Horwitz(http://www.uchsc.edu/sm/endo/kbh-lab/index.html) Exit NIEHS Website, Distinguished Professor of Medicine & Pathology at the University of Colorado Health Science Center in Denver, Colo., was the first person to show that breast cancer cells contained progesterone receptors. She prefaced her talk by explaining why it was important to understand the roles of estrogen (ER) and progesterone receptors (PR), and hormones, in metastasis. "The problem with breast cancer is that women don't die of the primary disease of the breast; they die of their metastasis."

Metastasis is defined as the spread of a cancer from the initial site to the rest of the body. Horwitz said that the metastases that spread from the primary tumor to lymph nodes and more distant sites contain ER or PR, or both. Her lab has developed methods that help shed light on the metastatic process.

Many metastatic tumors travel to the lymph nodes, so Horwitz's research group created a model system for studying lymph node metastasis using the ER+ breast cancer cell lines T47D and MCF-7. Human breast cancer cells that were ER+/PR+ were flagged with green or red fluorescence using retroviral vectors. ER- cancer cells were used as controls. Because team members wanted to understand the effects of estrogens and progestins in their experiments, they implanted the fluorescent tumor cells into the mammary glands of immune deficient mice that had undergone an ovariectomy or ovary removal. Some of these mice were given hormone (estradiol) treatments and some were not. 

"After six weeks, you could see red or green tumor cells migrating up the lymphatic system in mice treated with estradiol, so these are clearly estrogen-dependent tumors," Horwitz explained. "In the no estradiol control mice, the tumors didn't grow and no lymph node metastases occurred. The tumor cells weren't dead, just dormant."

Horwitz's studies indicated a difference between lymph node tumors and primary tumors with regard to estrogen resistance. To study this in detail, tumors from the mammary gland and the lymph nodes of the same mouse were grown in the presence of estradiol. Some mice were kept on estradiol, while in other mice, the estradiol was withdrawn. The difference between the two would define the estrogen-regulated genes. The tumors were harvested and the DNA was extracted and placed on microarray chips.

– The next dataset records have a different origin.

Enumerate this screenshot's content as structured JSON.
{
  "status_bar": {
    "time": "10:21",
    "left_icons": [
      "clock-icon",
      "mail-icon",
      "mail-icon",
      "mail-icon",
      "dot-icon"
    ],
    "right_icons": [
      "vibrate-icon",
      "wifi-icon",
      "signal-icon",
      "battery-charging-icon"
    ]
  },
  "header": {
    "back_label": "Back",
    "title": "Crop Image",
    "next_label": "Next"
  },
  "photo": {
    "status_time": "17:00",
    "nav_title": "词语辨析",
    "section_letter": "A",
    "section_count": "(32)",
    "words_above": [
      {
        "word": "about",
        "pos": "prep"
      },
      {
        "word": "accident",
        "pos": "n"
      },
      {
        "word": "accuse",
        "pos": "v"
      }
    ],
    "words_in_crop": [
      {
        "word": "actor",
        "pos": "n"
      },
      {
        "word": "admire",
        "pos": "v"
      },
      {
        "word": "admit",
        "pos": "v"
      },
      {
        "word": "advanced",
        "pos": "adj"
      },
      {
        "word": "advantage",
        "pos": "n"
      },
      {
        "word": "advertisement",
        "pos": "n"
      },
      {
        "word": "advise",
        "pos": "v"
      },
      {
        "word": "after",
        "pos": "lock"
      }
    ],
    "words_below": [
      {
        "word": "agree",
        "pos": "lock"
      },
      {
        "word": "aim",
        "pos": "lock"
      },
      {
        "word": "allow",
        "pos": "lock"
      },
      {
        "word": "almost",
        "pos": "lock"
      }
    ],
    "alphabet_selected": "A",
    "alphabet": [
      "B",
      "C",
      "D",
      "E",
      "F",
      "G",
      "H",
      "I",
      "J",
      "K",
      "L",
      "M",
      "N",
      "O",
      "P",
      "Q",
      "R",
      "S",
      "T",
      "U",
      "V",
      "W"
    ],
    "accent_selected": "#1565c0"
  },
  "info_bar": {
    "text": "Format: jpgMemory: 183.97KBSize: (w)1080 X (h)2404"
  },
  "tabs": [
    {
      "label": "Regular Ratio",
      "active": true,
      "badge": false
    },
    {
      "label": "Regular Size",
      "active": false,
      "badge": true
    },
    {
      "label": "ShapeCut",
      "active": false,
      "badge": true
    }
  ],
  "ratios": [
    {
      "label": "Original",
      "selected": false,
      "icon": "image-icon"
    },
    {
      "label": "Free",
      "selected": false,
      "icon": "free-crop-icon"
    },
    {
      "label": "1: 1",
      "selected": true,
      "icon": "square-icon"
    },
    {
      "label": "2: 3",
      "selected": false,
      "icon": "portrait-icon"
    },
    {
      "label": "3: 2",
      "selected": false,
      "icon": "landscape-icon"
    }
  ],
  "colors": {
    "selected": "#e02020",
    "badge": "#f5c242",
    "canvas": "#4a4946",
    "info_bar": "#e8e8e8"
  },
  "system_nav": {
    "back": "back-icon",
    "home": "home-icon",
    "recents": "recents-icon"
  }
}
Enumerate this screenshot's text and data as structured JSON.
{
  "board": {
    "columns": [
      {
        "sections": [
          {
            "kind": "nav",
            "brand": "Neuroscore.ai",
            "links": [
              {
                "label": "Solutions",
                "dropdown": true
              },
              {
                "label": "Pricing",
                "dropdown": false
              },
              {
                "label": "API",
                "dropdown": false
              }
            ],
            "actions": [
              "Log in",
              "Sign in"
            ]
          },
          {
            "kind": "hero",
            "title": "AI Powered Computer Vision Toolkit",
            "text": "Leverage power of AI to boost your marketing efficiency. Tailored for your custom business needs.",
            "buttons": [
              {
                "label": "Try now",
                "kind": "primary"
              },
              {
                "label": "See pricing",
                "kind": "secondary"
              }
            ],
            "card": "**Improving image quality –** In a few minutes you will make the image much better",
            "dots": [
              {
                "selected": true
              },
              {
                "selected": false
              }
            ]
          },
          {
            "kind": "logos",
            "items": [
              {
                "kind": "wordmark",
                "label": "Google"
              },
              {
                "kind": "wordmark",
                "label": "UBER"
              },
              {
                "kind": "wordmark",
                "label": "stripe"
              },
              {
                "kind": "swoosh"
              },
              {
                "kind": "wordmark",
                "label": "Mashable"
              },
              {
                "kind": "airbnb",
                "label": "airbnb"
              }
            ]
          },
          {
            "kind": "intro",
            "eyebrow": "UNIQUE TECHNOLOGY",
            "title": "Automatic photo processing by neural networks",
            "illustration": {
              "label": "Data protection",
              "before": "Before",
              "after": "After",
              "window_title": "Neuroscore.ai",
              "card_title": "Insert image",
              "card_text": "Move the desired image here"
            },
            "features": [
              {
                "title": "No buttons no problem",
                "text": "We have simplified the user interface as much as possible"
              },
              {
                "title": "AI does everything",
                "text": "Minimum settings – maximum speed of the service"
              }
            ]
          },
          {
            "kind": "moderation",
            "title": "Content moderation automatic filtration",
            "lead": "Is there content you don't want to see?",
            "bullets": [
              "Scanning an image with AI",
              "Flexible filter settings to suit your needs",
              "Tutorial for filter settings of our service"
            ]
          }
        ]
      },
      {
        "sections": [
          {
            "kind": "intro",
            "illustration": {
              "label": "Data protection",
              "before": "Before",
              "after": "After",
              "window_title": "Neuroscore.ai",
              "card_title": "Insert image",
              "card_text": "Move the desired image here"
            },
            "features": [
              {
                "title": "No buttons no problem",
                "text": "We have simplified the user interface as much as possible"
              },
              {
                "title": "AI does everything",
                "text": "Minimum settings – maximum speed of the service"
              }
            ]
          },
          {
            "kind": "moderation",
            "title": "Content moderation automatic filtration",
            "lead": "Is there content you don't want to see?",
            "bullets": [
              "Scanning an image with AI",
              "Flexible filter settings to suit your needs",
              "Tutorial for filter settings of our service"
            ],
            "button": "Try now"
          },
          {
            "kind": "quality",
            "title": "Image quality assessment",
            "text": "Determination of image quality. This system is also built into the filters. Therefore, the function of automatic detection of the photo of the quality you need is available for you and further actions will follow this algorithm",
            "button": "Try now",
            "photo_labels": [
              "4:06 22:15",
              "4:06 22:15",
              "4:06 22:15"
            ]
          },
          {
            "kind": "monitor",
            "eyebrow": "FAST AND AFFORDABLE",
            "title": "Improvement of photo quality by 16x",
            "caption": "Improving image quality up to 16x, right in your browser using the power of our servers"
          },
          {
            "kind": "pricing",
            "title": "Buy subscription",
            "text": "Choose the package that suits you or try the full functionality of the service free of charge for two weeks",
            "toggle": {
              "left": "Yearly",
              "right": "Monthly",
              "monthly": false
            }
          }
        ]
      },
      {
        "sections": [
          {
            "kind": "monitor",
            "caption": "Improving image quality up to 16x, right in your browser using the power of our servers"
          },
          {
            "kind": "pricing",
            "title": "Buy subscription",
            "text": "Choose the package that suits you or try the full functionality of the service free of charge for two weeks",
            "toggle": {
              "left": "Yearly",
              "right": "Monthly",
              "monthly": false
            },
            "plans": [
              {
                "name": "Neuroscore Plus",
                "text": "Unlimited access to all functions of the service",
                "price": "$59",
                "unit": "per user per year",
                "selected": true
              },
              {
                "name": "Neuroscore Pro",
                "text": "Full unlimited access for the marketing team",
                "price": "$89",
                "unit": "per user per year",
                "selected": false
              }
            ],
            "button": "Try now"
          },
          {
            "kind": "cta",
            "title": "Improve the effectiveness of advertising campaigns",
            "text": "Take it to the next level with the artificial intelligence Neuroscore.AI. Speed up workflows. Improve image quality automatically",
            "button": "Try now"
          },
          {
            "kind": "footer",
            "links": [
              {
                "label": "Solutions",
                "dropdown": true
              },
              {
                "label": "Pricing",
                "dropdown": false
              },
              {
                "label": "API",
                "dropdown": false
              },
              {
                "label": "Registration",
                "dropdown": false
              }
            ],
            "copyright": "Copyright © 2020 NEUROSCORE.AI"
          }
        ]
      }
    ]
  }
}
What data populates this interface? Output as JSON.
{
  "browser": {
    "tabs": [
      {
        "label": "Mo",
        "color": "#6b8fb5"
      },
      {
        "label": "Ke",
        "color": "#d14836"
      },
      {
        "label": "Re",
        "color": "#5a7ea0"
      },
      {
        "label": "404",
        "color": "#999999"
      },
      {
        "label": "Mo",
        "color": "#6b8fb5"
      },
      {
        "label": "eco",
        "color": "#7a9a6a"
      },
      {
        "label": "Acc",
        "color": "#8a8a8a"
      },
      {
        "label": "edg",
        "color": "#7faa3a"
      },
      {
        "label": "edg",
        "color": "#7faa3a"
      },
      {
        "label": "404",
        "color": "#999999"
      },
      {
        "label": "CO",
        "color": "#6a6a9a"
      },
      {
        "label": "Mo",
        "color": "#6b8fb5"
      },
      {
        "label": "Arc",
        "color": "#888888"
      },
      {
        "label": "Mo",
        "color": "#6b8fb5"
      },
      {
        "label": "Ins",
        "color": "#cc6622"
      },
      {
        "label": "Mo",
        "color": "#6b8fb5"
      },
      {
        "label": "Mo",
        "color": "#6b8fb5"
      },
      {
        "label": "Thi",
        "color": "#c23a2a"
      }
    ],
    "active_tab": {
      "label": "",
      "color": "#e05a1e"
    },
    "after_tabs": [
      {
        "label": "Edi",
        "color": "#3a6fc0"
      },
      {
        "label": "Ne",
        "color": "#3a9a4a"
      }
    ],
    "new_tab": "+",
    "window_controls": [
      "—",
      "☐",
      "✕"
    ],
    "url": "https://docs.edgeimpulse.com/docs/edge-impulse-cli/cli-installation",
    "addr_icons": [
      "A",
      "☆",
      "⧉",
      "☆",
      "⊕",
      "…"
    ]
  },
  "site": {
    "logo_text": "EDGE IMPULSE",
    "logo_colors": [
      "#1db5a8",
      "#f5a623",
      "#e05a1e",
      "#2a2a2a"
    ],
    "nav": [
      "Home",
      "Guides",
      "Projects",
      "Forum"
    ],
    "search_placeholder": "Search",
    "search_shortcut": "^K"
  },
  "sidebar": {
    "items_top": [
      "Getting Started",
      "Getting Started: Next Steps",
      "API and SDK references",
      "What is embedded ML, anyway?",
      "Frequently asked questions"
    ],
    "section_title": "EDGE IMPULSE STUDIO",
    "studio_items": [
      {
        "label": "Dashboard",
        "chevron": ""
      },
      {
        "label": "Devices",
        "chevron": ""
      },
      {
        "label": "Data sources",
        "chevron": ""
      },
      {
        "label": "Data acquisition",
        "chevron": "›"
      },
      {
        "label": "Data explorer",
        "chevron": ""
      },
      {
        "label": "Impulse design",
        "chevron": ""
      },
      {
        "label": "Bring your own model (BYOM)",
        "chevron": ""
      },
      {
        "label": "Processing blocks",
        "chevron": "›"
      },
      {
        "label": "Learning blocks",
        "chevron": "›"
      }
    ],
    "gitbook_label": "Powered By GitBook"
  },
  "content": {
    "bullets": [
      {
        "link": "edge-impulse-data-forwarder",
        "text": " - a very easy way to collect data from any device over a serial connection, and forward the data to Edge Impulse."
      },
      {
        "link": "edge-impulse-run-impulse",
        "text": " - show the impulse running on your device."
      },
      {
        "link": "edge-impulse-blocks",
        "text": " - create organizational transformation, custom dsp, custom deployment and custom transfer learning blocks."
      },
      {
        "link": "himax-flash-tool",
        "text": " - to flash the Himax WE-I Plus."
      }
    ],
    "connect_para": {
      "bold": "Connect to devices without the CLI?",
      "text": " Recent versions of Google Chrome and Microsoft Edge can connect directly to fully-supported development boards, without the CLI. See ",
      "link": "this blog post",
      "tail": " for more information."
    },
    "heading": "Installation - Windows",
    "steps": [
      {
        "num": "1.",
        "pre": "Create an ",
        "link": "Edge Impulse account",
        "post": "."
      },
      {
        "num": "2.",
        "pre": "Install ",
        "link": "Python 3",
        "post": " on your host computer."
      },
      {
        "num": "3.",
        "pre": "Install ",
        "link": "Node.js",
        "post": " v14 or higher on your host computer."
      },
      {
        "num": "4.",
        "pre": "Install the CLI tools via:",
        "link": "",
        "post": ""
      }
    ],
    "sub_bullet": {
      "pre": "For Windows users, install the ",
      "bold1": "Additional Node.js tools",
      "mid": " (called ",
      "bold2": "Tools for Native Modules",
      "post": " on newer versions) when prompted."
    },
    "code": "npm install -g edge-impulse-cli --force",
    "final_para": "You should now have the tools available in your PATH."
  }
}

Microarray analysis revealed that many more estrogen-regulated genes were expressed in the primary tumor than in the lymph node tumor. "Therefore, the lymph node appears to be a protected area in which the ER is working differently than it does at the primary tumor site," Horwitz said. "In other words, the microenvironment or the part of the body where the tumor resides does have an effect on estrogen regulation."

Horwitz concluded her talk with data on breast cancer stem cells, progenitor cells that undergo several rounds of asymmetric division before forming a tumor. She knew these cells expressed CD44+/CD24-/low, but her work determined that breast cancer stem cells  also contained cytokeratin 5 (CK5), were ER-/PR- even in ER+/PR+ cancers, and could differentiate into the ER+/PR+ cancer subtype. This means that if a patient has an ER+ breast cancer that contains ER- stem cells, standard therapies such as anti-estrogens or aromatase inhibitors will shrink the tumor, but they won't affect the stem cells.

"We'll have to figure out a way to kill these stem cells without affecting normal stem cells," Horwitz remarked, "but it gives us hope that we could possibly cure a disease like breast cancer by targeting the appropriate cells with the appropriate drugs."